Higher education: a revolutionary transformation journey

 

For our featured blog this week, Sarah spoke to Sravan Banerjee, Organisation Design and Change Management professional, who shared his insightful experience of a recent large scale change and transformation project that he led in the Higher Education sector, with a leading UK University.

 

Transformation – a word often used, maybe overused, that has numerous connotations on its own. It means different things to different organisations and even within the same organisation, there are multiple versions floating around.

However, the meaning of the word has never rung truer than during this unprecedented crisis we find ourselves in globally. Organisations today are battling challenges on multiple fronts not the least of which is how to stay operationally viable in the short term, but also take a long hard look at their longer-term operating model.

This challenge is sector agnostic and be it private or public most business leaders face similar challenges. The Higher Education sector interestingly has perhaps remained the last bastion – largely unchallenged in its ways of working and perhaps not feeling the need to challenge the status quo as much as other sectors.  

But with Brexit looming, the unrelenting onslaught of the pandemic and mounting operational pressures, the Higher Education (HE) sector faces venturing into the unchartered territory of transformation not only at the operational level but at a more fundamental level around its model and ways of working.

I was fortunate enough to have worked for a world-renowned client in the HE Sector who, while remaining one of the crown jewels of the Higher Education, realised early on the need to change. They embarked on a transformation journey that would fundamentally change their operating model to set up a revolutionary Shared Service Centre which would allow them to drive scale and be operationally efficient through extensive use of technology. This would ensure the enabling functions were true Centres of Excellence offering specialist advice and were true partners to the schools and colleges. Equally, this allowed the schools and colleges to focus their energy on academic pursuits and excellence and avoid duplication of accountabilities and capabilities – thus making them more outward focused.
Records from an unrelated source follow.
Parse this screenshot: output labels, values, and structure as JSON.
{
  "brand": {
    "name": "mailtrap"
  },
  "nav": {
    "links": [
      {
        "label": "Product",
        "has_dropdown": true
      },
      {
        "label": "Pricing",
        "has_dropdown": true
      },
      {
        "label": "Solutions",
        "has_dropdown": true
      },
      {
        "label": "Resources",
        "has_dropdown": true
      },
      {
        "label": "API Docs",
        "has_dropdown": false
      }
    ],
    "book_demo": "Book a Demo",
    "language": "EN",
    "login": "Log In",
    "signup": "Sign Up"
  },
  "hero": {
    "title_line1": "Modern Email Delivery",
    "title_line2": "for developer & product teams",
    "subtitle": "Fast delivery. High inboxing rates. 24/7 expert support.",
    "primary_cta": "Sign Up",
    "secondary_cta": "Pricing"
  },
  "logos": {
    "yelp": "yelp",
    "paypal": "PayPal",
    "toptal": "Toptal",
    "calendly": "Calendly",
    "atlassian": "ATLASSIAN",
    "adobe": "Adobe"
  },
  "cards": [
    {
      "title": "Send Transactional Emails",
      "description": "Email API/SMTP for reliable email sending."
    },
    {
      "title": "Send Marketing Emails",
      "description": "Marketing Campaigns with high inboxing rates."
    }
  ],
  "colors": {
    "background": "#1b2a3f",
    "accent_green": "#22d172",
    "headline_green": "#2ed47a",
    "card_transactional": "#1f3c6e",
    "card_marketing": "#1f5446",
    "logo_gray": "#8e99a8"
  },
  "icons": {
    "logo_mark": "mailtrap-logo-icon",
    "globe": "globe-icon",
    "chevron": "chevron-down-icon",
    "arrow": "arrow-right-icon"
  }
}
The engagement was a learning experience like few others, as this was a ‘first off the blocks’ journey, both in terms of the scale of operation, as well as the mindset change.

The key takeaways for me are as follows:

 

  • Acknowledge the problem

The first step to fixing a problem is recognising there is one. My client was cognisant enough to recognise the challenges they faced in the coming years if they did not transform – hence felt the urgency to change. The critical takeaway for me here was how the senior figures within the University (including the Provost and Vice Provost) were starting to get behind the need to change. For me, that is one of the critical indicators of a successful change journey – the leadership recognising the problem and talking about it openly. Through that simple step, we had already started to make vital inroads into the change journey.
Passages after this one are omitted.